Les mêmes choses d’avant les élections de 2010 recommencent, le pouvoir d’Alassane Ouattara n’est pas prêt pour aller à la transparence électorale. Une culotte trouée lui est toujours indispensable face à l’arbre de la transparence qui ne saurait cacher son poids électoral réel 14% à 18%. Donc la côte d’ivoire de Félix Houphouët Boigny, va tout droit dans le mur.

Les mots glauques, les phrases visqueuses et les allégations nébuleuses pour diversion reparaissent, le renard prédateur cri au renard dans le poulailler halluciné. On cri aux blocages avec des préalables, diantre ! Comme si les préalables dans un dialogue politique, concernant des élections démocratiques pluralistes et multipartites, étaient un crime. Alors que, depuis que le monde des hommes est monde, toute l’organisation politico-sociale humaine s’est construite sur des prenables satisfaits, de la constitution de multiples communautés en une seule entité étatique, ou le préalable est que chaque communauté abandonne une partie de lui-même, de ses droits, pour les conféré à cette entité étatique abstraite, jusqu’à l’organisation interne de cette entité étatique commune, tout est ressortissant de prenables satisfaits. Qui obvient les conséquences anatomiques sociétales, et les élections démocratiques pluralistes y font parties de ses préalables satisfaits dans des échanges dynamiques et productifs, sans calculs électoralistes partisanes à des fins de trucages électoraux.

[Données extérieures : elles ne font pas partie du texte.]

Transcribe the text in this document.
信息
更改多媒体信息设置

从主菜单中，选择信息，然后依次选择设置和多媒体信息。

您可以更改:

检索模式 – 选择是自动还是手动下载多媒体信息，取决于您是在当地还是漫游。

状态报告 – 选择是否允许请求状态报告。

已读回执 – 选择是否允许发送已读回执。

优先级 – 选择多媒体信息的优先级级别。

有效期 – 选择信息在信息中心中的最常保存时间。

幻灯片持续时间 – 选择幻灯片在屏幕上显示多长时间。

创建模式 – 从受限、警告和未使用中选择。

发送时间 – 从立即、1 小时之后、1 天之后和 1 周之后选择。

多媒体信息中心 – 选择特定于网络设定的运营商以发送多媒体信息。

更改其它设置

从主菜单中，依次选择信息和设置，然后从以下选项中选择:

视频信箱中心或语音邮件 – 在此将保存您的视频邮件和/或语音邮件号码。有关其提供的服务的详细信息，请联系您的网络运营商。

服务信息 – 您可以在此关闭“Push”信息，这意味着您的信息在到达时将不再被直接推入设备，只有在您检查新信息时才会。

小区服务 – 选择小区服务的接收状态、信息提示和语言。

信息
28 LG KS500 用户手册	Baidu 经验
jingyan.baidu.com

Oui, l’humanité toute entière s’est construite sur des préalables satisfaits entre hommes, entre communautés et entre nations. Il n’y a pas de relation humaine sans préalable, sauf entre un monarque et ses sujets destinés à la soumission seigneuriale. Et un préalable ne se satisfait que dans le consensus « adhérer ou convaincre du contraire ». Mais hélas ! Ceux qui ont l’entre-parenthèse de la culotte trouée, ne peuvent pas monter sur l’arbre de la transparence sous les yeux de tout le monde à la place public, le risque étant notoirement connu.  Oui, rien que la Diversion, un exutoire à la réalité gênante, pour opter pour le coutumier passage en force depuis 2010. Donc la politique de l’Autriche « faire sciemment fi d’ignorer la réalité en face » et s’en donner à des coups de poignards dans le dos de la stabilité sociopolitique, de la paix sociale dans les baffons de l’anonymat deviennent la règle de gouvernance sociopolitique d’un pouvoir obscurantiste, absolutiste et sacrement prédateur de droit.

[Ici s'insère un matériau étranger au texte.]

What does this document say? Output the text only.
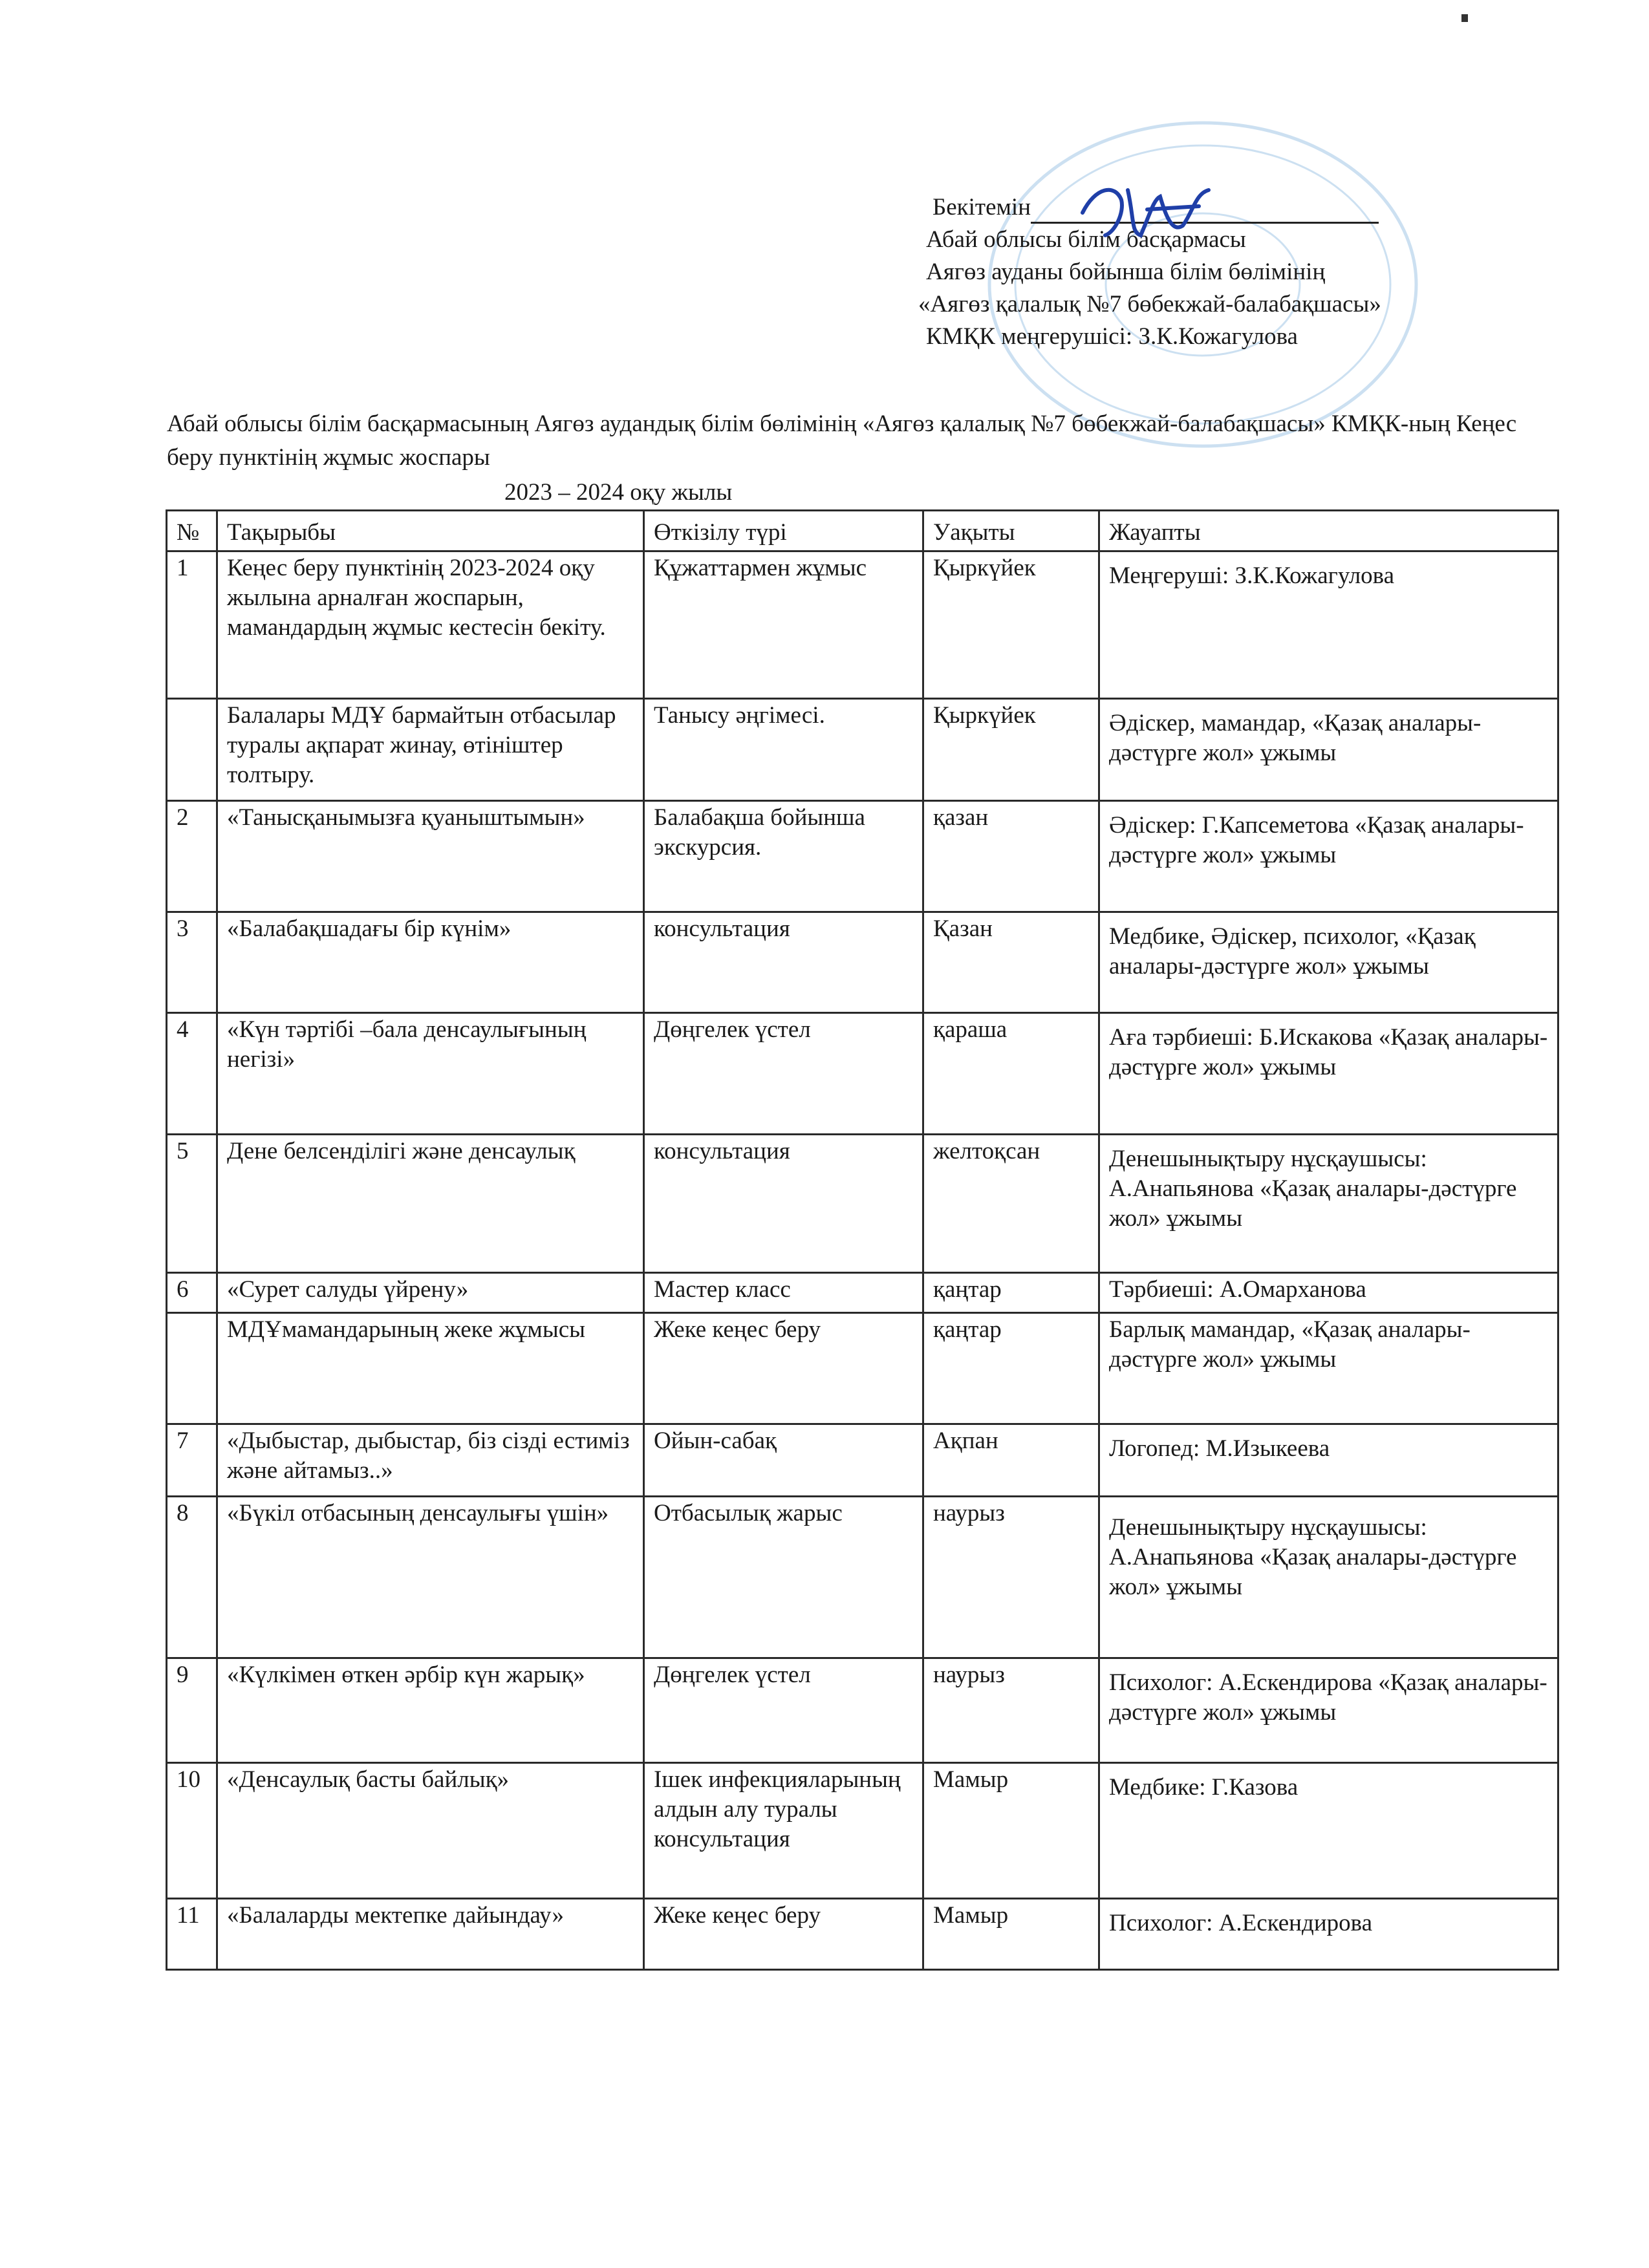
Бекітемін
Абай облысы білім басқармасы
Аягөз ауданы бойынша білім бөлімінің
«Аягөз қалалық №7 бөбекжай-балабақшасы»
КМҚК меңгерушісі: З.К.Кожагулова
Абай облысы білім басқармасының Аягөз аудандық білім бөлімінің «Аягөз қалалық №7 бөбекжай-балабақшасы» КМҚК-ның Кеңес беру пунктінің жұмыс жоспары
2023 – 2024 оқу жылы
№	Тақырыбы	Өткізілу түрі	Уақыты	Жауапты
1	Кеңес беру пунктінің 2023-2024 оқу жылына арналған жоспарын, мамандардың жұмыс кестесін бекіту.	Құжаттармен жұмыс	Қыркүйек	Меңгеруші: З.К.Кожагулова
	Балалары МДҰ бармайтын отбасылар туралы ақпарат жинау, өтініштер толтыру.	Танысу әңгімесі.	Қыркүйек	Әдіскер, мамандар, «Қазақ аналары-дәстүрге жол» ұжымы
2	«Танысқанымызға қуаныштымын»	Балабақша бойынша экскурсия.	қазан	Әдіскер: Г.Капсеметова «Қазақ аналары-дәстүрге жол» ұжымы
3	«Балабақшадағы бір күнім»	консультация	Қазан	Медбике, Әдіскер, психолог, «Қазақ аналары-дәстүрге жол» ұжымы
4	«Күн тәртібі –бала денсаулығының негізі»	Дөңгелек үстел	қараша	Аға тәрбиеші: Б.Искакова «Қазақ аналары-дәстүрге жол» ұжымы
5	Дене белсенділігі және денсаулық	консультация	желтоқсан	Денешынықтыру нұсқаушысы: А.Анапьянова «Қазақ аналары-дәстүрге жол» ұжымы
6	«Сурет салуды үйрену»	Мастер класс	қаңтар	Тәрбиеші: А.Омарханова
	МДҰмамандарының жеке жұмысы	Жеке кеңес беру	қаңтар	Барлық мамандар, «Қазақ аналары-дәстүрге жол» ұжымы
7	«Дыбыстар, дыбыстар, біз сізді естиміз және айтамыз..»	Ойын-сабақ	Ақпан	Логопед: М.Изыкеева
8	«Бүкіл отбасының денсаулығы үшін»	Отбасылық жарыс	наурыз	Денешынықтыру нұсқаушысы: А.Анапьянова «Қазақ аналары-дәстүрге жол» ұжымы
9	«Күлкімен өткен әрбір күн жарық»	Дөңгелек үстел	наурыз	Психолог: А.Ескендирова «Қазақ аналары-дәстүрге жол» ұжымы
10	«Денсаулық басты байлық»	Ішек инфекцияларының алдын алу туралы консультация	Мамыр	Медбике: Г.Казова
11	«Балаларды мектепке дайындау»	Жеке кеңес беру	Мамыр	Психолог: А.Ескендирова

Disons-le net d’emblée, en côte d’ivoire, le cadre organisationnel des élections démocratiques et son processus électoral doivent tenir l’exigence rigoriste de la promesse républicaine, de l’égalité de chance dans la société commune, de l’égalité de tous en droits et devoirs, indépendamment des appartenances politiques, des origines individuelles, des convictions philosophiques, des croyances religieuses, sans aucune politique condescendante exhibitionniste de domination partisane. Et d’ouvrir à l’égal accès les compétions électorales pour la conquête du pouvoir étatiques, qui est par excellence un concours de représentativité du peuple souverain, ultimes détenteur du pouvoir étatique, mis ainsi en jeu. Cela dans la reconnaissance de tous dans leurs originalités absolues à l’intérieur de l’égalité tous de faire entendre sa voix autour de la chose publique et voir ses griefs soldées consensuelle-ment. Et le tout soutenu par la citoyenneté commune acceptée par tous, qui permet de gérer politiquement et paisiblement. Ceci permet d’obliger la dévolution du pouvoir d’état placé à équidistance de tous les citoyens candidats sur la même ligne de départ, pour des élections, libres, transparentes, justes et ouvertes. Ainsi la côte d’ivoire, notre république ivoirienne hélas, atteint de la maladie de mensonge en plein cœur et de la mythomanie en pleine tête, deviendra le cadre par excellence, dans lequel tous les citoyens ivoiriens restauré dans leurs droits inaliénables de participer à la vie publique de leur société, de leur nation souveraine, s’expriment ouvertement sans retenu, sur toute l’étendue de l’assiette territoriale nationale, sans craindre d’être agressé ou même zigouillé. « La maladie de mensonge et la mythomanie auront trouver leurs remède infaillible ».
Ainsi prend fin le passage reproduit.